Depends where you measure .. the thin gold wires connecting the chip with electrodes will give way first usually .. but it would be pretty hard to measure temperature of those. How well that translates to temperature of the chip or the case is hard to tell.
 
I'm talking about the temperature of the outside of the diode. I know that the temperature of the chip is going to be greater than the outside temperature, but there must be some threshold of max temperature that can be taken from the outside of the diode.
 
It doesn't work like that. If someone said 80C (arbitrary value) was the limit, that doesn't mean 79.9C is perfectly safe and 80.1C means instant death. That's absurd. Besides, it's more about keeping efficiency high than not killing the diode. You'll never top 10 hours actual diode run-time in a pointer, so the life reduction means nothing to you. The hotter it gets, the lower the efficiency though.

TL;DR: Don't worry about it.
 
I'm not talking about an exact temperature. I'm talking about a general threshold. I'm making precision heat sinking. I guess I'll spend the money on a diode to blow out. I'll let you guys know.
 
First, i would just like to qualify the below post by stating that i am no expert on diodes, but I would actually like to know a little more about this topic too.
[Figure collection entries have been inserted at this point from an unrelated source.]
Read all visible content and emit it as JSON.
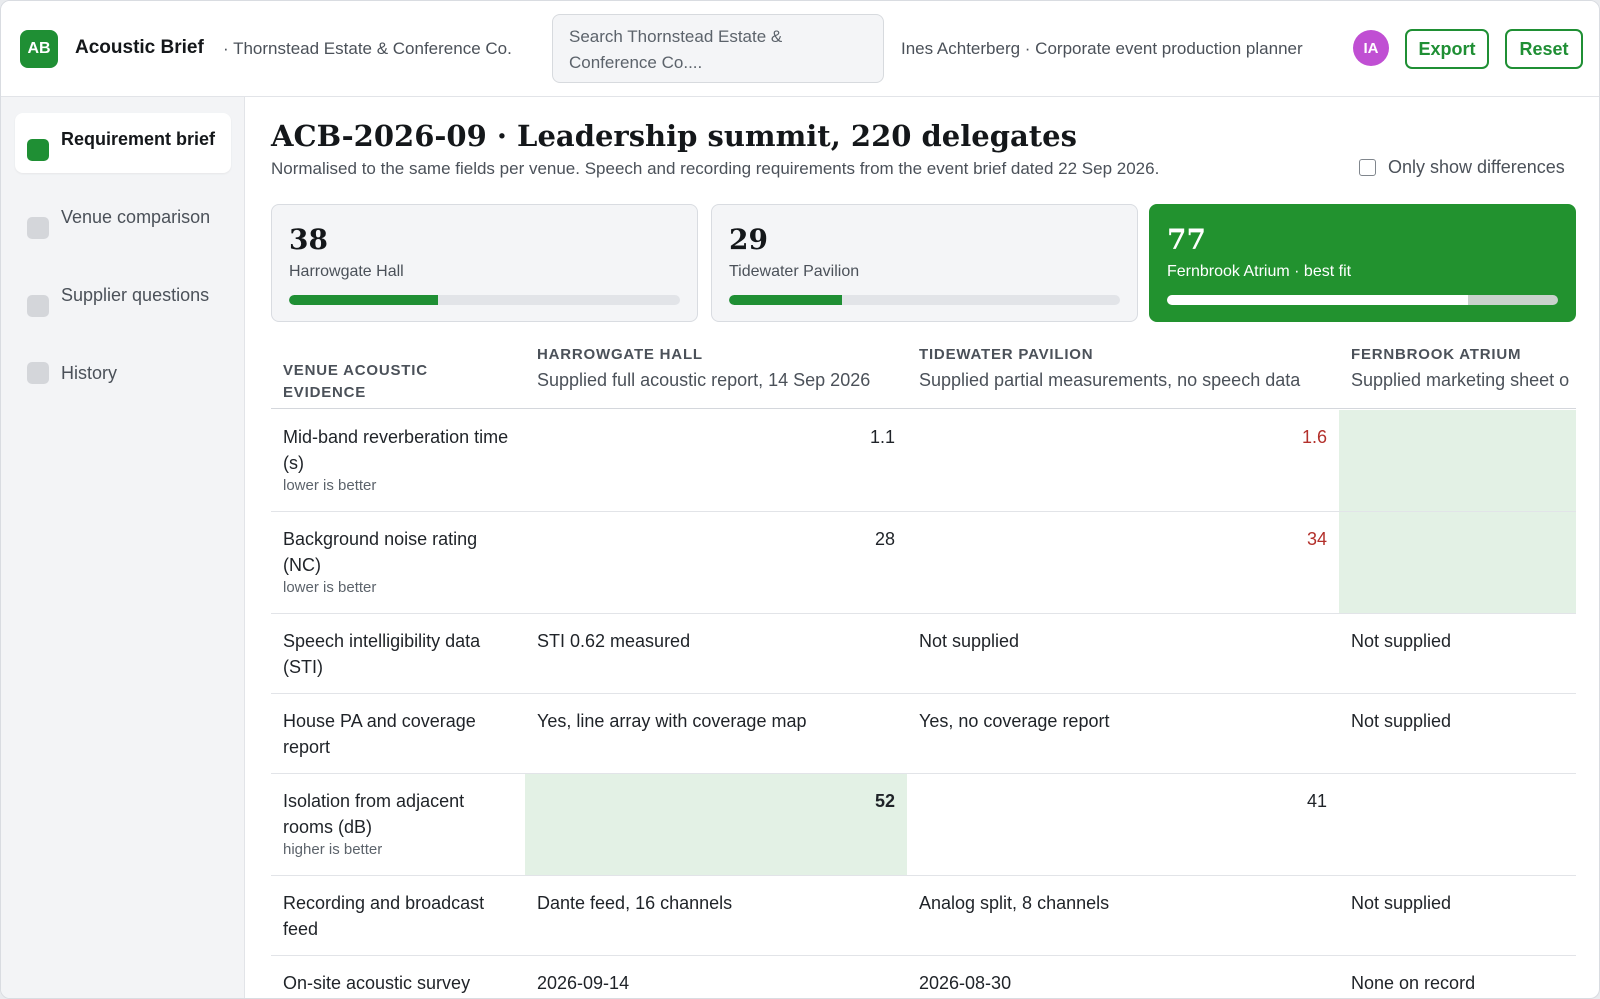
{
  "app": {
    "logo_text": "AB",
    "title": "Acoustic Brief",
    "org": "· Thornstead Estate & Conference Co.",
    "search_value": "Search Thornstead Estate & Conference Co....",
    "user": "Ines Achterberg · Corporate event production planner",
    "avatar_initials": "IA",
    "avatar_color": "#c04fd3",
    "export_label": "Export",
    "reset_label": "Reset",
    "accent": "#1f8f34"
  },
  "sidebar": {
    "items": [
      {
        "label": "Requirement brief",
        "active": true
      },
      {
        "label": "Venue comparison",
        "active": false
      },
      {
        "label": "Supplier questions",
        "active": false
      },
      {
        "label": "History",
        "active": false
      }
    ]
  },
  "page": {
    "title": "ACB-2026-09 · Leadership summit, 220 delegates",
    "subtitle": "Normalised to the same fields per venue. Speech and recording requirements from the event brief dated 22 Sep 2026.",
    "diff_toggle_label": "Only show differences",
    "diff_toggle_checked": false
  },
  "scores": [
    {
      "score": "38",
      "label": "Harrowgate Hall",
      "fill_pct": 38,
      "best": false
    },
    {
      "score": "29",
      "label": "Tidewater Pavilion",
      "fill_pct": 29,
      "best": false
    },
    {
      "score": "77",
      "label": "Fernbrook Atrium · best fit",
      "fill_pct": 77,
      "best": true
    }
  ],
  "table": {
    "header": {
      "metric_label": "VENUE ACOUSTIC EVIDENCE",
      "venues": [
        {
          "name": "HARROWGATE HALL",
          "note": "Supplied full acoustic report, 14 Sep 2026"
        },
        {
          "name": "TIDEWATER PAVILION",
          "note": "Supplied partial measurements, no speech data"
        },
        {
          "name": "FERNBROOK ATRIUM",
          "note": "Supplied marketing sheet o"
        }
      ]
    },
    "rows": [
      {
        "metric": "Mid-band reverberation time (s)",
        "hint": "lower is better",
        "values": [
          "1.1",
          "1.6",
          ""
        ]
      },
      {
        "metric": "Background noise rating (NC)",
        "hint": "lower is better",
        "values": [
          "28",
          "34",
          ""
        ]
      },
      {
        "metric": "Speech intelligibility data (STI)",
        "hint": "",
        "values": [
          "STI 0.62 measured",
          "Not supplied",
          "Not supplied"
        ]
      },
      {
        "metric": "House PA and coverage report",
        "hint": "",
        "values": [
          "Yes, line array with coverage map",
          "Yes, no coverage report",
          "Not supplied"
        ]
      },
      {
        "metric": "Isolation from adjacent rooms (dB)",
        "hint": "higher is better",
        "values": [
          "52",
          "41",
          ""
        ]
      },
      {
        "metric": "Recording and broadcast feed",
        "hint": "",
        "values": [
          "Dante feed, 16 channels",
          "Analog split, 8 channels",
          "Not supplied"
        ]
      },
      {
        "metric": "On-site acoustic survey",
        "hint": "",
        "values": [
          "2026-09-14",
          "2026-08-30",
          "None on record"
        ]
      }
    ]
  }
}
If you were to measure temp on the heat sink I know you would want to stabilize the heat sink temp before you could get any measurement that would give you insight into the temp of the diode..... and to make that situation repeatable when switching in and out diodes with a common press fit module would be tough.

Would it be better to measure it indirectly through efficiency with a LPM and power supply? modeling it sort of like a heating element that also gives off light?

edit: now that i think of it...maybe a combination of the two methods would be best for measuring the efficiency of your heat sinking system? any thoughts?...then maybe work backwards to the temp?



As for life of the diode, the common consensus here seems to be that it is a crap shoot, but i would think that you would at least be able to approximate the life of the diode maybe proportional to it's efficiency? ..assuming all other things being equal like duty cycle and heat sinking.